Al paraíso nos acostumbramos pronto.

Los hombres y las mujeres que conozco tienen un poder de adaptación tremendo. Más que los anfibios. Sobre todo cuando las circunstancias van cambiando lentamente. Más los cambios radicales y prematuros les asustan. Les paralizan. A no ser que el cambio repentino sea pasar un fin de semana con los gastos pagados en Bora-Bora. Y es que al paraíso nos acostumbramos pronto. Y si no que le pregunten al padre Adán y a la madre Eva.
Como sucede con muchas de las palabras del castellano, el término adaptación proviene del latín. Y dentro de la mencionada lengua su origen reside en la palabra adaptare que es un verbo compuesto por dos partes. En primer lugar está el prefijo ad, que significa hacia, y en segundo lugar nos encontramos con el verbo aptare que vendría a traducirse como ajustar o equipar. Partiendo de esta explicación hay que subrayar que, por tal motivo, en el pasado el término adaptare se definía como ajustar una cosa a otra. Hoy en día significa lo mismo pero de una manera más pragmática.
El camuflaje, por ejemplo, es una adaptación evolutiva por parte de un organismo que toma un aspecto parecido al medio que le rodea, con la intención de pasar desapercibido para los posibles depredadores. Pero esto no ocurre solo en el reino animal. No. También los humanos hacemos uso del camuflage.

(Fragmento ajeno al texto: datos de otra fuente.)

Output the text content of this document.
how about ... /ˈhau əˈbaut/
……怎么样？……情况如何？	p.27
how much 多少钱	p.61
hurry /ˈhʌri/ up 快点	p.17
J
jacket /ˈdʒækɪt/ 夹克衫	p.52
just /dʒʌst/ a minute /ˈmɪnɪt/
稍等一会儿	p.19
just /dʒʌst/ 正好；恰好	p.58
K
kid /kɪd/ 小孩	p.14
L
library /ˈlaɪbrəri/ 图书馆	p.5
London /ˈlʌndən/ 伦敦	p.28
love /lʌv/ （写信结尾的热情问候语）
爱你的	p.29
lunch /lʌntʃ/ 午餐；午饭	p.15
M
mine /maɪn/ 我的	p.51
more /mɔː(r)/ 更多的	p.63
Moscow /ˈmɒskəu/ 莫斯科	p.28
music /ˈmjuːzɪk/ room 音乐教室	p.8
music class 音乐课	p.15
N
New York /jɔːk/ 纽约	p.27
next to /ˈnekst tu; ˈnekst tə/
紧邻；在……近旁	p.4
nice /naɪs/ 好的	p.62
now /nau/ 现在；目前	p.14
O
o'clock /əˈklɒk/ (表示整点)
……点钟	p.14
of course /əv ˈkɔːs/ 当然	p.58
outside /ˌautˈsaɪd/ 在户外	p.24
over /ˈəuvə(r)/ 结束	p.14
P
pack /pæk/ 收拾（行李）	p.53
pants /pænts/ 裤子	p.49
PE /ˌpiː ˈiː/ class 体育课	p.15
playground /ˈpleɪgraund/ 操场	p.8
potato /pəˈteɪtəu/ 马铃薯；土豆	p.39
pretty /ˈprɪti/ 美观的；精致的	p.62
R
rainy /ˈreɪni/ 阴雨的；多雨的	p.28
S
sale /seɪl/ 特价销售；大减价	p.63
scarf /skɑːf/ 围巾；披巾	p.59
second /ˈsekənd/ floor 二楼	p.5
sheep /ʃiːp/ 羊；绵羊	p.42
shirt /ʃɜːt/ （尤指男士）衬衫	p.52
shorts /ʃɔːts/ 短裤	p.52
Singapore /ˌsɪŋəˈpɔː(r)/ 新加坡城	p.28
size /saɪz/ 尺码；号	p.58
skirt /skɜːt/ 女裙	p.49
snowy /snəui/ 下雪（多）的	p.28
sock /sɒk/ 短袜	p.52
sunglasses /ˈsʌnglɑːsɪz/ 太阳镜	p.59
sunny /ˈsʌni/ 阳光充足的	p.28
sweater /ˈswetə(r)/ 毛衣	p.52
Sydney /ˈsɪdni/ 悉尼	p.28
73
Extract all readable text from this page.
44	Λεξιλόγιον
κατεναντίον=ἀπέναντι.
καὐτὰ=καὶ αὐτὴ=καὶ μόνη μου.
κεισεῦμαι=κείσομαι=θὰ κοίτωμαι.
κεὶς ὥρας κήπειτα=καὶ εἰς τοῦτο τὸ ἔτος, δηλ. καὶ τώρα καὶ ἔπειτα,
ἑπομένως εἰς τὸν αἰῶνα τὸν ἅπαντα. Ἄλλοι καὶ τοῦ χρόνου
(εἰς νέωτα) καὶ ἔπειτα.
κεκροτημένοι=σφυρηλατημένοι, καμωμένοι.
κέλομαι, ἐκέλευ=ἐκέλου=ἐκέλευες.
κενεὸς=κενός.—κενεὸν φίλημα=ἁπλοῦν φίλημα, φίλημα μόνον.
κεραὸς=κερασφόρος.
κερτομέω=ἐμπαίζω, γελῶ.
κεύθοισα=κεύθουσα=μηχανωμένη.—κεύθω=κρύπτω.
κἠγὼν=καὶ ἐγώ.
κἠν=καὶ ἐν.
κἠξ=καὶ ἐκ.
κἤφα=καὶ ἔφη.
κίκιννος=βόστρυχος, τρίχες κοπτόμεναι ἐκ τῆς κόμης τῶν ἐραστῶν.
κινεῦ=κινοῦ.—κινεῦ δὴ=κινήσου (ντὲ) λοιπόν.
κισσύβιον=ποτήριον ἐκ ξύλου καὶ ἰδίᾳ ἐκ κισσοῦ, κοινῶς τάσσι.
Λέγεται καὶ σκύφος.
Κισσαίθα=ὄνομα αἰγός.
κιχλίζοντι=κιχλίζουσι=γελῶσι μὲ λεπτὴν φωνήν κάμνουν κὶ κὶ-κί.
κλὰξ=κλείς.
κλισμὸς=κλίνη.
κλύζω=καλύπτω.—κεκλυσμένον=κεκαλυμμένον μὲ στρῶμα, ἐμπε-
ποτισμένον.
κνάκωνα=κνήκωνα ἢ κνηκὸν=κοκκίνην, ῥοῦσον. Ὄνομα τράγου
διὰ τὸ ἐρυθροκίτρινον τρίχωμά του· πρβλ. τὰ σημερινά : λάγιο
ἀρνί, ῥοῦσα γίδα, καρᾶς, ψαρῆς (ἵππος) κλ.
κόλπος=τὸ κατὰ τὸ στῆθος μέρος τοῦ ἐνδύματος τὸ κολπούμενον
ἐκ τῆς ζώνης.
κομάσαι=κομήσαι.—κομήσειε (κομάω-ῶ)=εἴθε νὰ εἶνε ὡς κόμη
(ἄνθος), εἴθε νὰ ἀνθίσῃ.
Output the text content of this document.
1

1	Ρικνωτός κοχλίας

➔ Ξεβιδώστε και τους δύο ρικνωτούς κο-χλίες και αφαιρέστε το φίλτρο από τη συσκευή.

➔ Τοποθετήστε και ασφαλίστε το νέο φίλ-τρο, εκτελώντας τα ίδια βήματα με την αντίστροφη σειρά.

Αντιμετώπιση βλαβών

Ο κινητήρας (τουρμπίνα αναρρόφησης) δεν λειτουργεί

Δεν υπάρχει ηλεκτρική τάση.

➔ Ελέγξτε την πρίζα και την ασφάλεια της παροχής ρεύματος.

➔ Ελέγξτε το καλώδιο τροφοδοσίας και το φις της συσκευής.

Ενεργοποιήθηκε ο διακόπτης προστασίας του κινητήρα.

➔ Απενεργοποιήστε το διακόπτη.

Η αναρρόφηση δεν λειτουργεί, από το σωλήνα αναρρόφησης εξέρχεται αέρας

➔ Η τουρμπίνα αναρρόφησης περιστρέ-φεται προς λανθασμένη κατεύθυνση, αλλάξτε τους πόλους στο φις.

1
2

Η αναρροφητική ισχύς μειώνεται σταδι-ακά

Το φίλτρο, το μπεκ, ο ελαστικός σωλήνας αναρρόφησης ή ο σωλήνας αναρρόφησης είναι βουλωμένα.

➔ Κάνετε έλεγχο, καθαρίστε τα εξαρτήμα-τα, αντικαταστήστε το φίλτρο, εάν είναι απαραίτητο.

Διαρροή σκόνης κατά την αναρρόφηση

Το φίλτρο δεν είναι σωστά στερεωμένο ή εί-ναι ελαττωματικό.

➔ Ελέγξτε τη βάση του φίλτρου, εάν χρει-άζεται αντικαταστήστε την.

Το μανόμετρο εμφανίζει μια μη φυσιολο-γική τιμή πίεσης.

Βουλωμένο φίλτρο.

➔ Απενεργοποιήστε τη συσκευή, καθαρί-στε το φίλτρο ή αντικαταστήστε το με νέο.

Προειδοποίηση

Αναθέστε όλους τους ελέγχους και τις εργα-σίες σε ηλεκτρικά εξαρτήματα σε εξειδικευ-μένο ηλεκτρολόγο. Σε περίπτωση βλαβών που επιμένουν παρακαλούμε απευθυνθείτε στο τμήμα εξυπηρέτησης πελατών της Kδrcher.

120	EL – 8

Y los cristianos lo sabemos y nos aprovechamos de él. Así que a nuestras iglesias las vestimos de baluarte para que inspiren respeto, para que impongan autoridad y para que emanen poder. Para que estén a tono con la cultura y los tiempos que vivimos. Pero la culpa no es nuestra, sino de ese Jesús que se puso a hablar sobre un reino que vendría. Una especie de paraíso. Y nosotros queremos estar en primera linea de playa.
Pero ese Jesús es todo lo contrario a la idea que albergamos de un rey. Y como no hemos podido coronarle hemos hecho de su iglesia una fortaleza. Una fortaleza donde no es fácil entrar y mucho menos quedarse.